Yo suspiré, aliviado. Tal vez nos expulsaran de nuestra casa, pero si a Cordelia la expulsaban con nosotros…

—¡Yo la desposaré! —exclamó Edgar.

—¡No lo harás, tarado, fornicador de perros, cara de culo! —es posible que exclamara yo sin querer.

—No lo harás —dijo Gloucester, tirando de su hijo para que volviera a sentarse.

—Sí, será mía —insistió el príncipe de Francia—, pues ella es una dote en sí misma.

—Vamos, hombre, no me jodas —proferí.

—Bolsillo, ya basta —dijo el rey—. Guardias, lleváoslo fuera y retenedlo hasta que hayamos terminado.

Dos escuderos se colocaron detrás de mí y me levantaron por las axilas. Oí que Babas gemía, y vi que se ocultaba cobardemente tras una columna. Aquello no había sucedido jamás, ni remotamente. Yo era el bufón al que todo le estaba permitido. Era el único que podía decir la verdad a los poderosos. ¡Soy el descarado monito de feria del rey de Bretaña, joder!
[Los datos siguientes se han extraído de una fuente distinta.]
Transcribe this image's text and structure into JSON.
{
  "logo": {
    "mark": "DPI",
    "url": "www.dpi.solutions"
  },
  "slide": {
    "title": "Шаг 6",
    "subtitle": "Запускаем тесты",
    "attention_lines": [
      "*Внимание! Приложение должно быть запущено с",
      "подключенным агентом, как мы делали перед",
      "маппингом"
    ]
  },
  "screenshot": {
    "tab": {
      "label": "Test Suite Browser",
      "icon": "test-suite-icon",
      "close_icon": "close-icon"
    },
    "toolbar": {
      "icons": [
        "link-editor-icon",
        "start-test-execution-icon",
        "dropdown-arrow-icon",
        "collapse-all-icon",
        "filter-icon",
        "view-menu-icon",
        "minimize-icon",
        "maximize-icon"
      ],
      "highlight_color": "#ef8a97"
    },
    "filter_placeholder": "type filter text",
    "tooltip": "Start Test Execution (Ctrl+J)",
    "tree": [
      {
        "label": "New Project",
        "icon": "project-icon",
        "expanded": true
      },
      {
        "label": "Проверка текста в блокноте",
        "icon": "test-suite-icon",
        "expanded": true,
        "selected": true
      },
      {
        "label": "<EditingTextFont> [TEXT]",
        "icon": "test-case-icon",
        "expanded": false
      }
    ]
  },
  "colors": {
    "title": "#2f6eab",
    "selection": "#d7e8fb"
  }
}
—No sabes dónde te metes, Francia. ¿Tú le has visto los pies? O tal vez te interese precisamente por eso, para ponerla a trabajar en tus viñas, pisando uva. Majestad, ese marica pretende hacerla vasalla, y si no, al tiempo.

Pero nadie oyó mis últimas palabras porque los guardias me habían sacado a rastras del salón, y me retenían ahí fuera. Traté de golpear a uno de ellos con mi Jones, pero él agarró el palo del títere y se lo metió en el cinturón, por detrás.

—Lo siento, Bolsillo —dijo Curan, el capitán de la guardia, un oso gris cubierto de cota de malla que me tenía agarrado por el brazo derecho—. Ha sido una orden directa. Tú mismo te has encargado de cavar tu propia tumba con esa lengua que tienes.

—A mí no —dije yo—. A mí no me haría nada.

—Hasta esta noche, yo nunca habría dicho que enviaría al destierro a su mejor amigo, ni que desheredaría a su hija favorita. De modo que condenar a la horca a un bufón le resultará fácil, muchacho.

—Así es —admití—. Tienes razón. Suéltame entonces.

—No hasta que el rey haya terminado.

Las puertas se abrieron en ese instante, y la anémica fanfarria resonó a través del umbral, que atravesaron el príncipe de Francia y Cordelia, agarrada de su brazo, con una sonrisa de oreja a oreja. Me fijé en que apretaba mucho la mandíbula, pero se relajó al verme, y parte de la ira que sentía abandonó sus ojos.

—De modo que te largas con el príncipe gabacho —le dije.

Francia, el jodido maricón francés, se rio al oír mi comentario. ¿Existe algo más irritante que un noble que se comporta noblemente?

—Sí, me voy, Bolsillo, pero hay algo que debes recordar siempre y no olvidar nunca.

—¿Las dos cosas a la vez?

—Cállate.

—Sí, mi señora.

—Debes recordar siempre, y no olvidar nunca, que aunque eres el bufón negro, el bufón oscuro, el bufón real, el bufón con libertad total, el bufón del rey, no te trajeron hasta aquí para que fueras esas cosas. Te trajeron aquí para que me divirtieras a mí. ¡A mí! De modo que, dejando de lado tus títulos, un bufón es siempre un bufón y, ahora y siempre, eres mi bufón.

—Vaya, creo que en Francia os irá muy bien. Allí ser desagradable se tiene por virtud.

—¡Mío!

—Ahora y siempre, señora.

—Puedes besarme la mano, bufón.

El escudero me soltó, y yo me incliné para tomársela. Pero ella la retiró, se dio la vuelta, y el vestido se le abrió como un abanico mientras se alejaba.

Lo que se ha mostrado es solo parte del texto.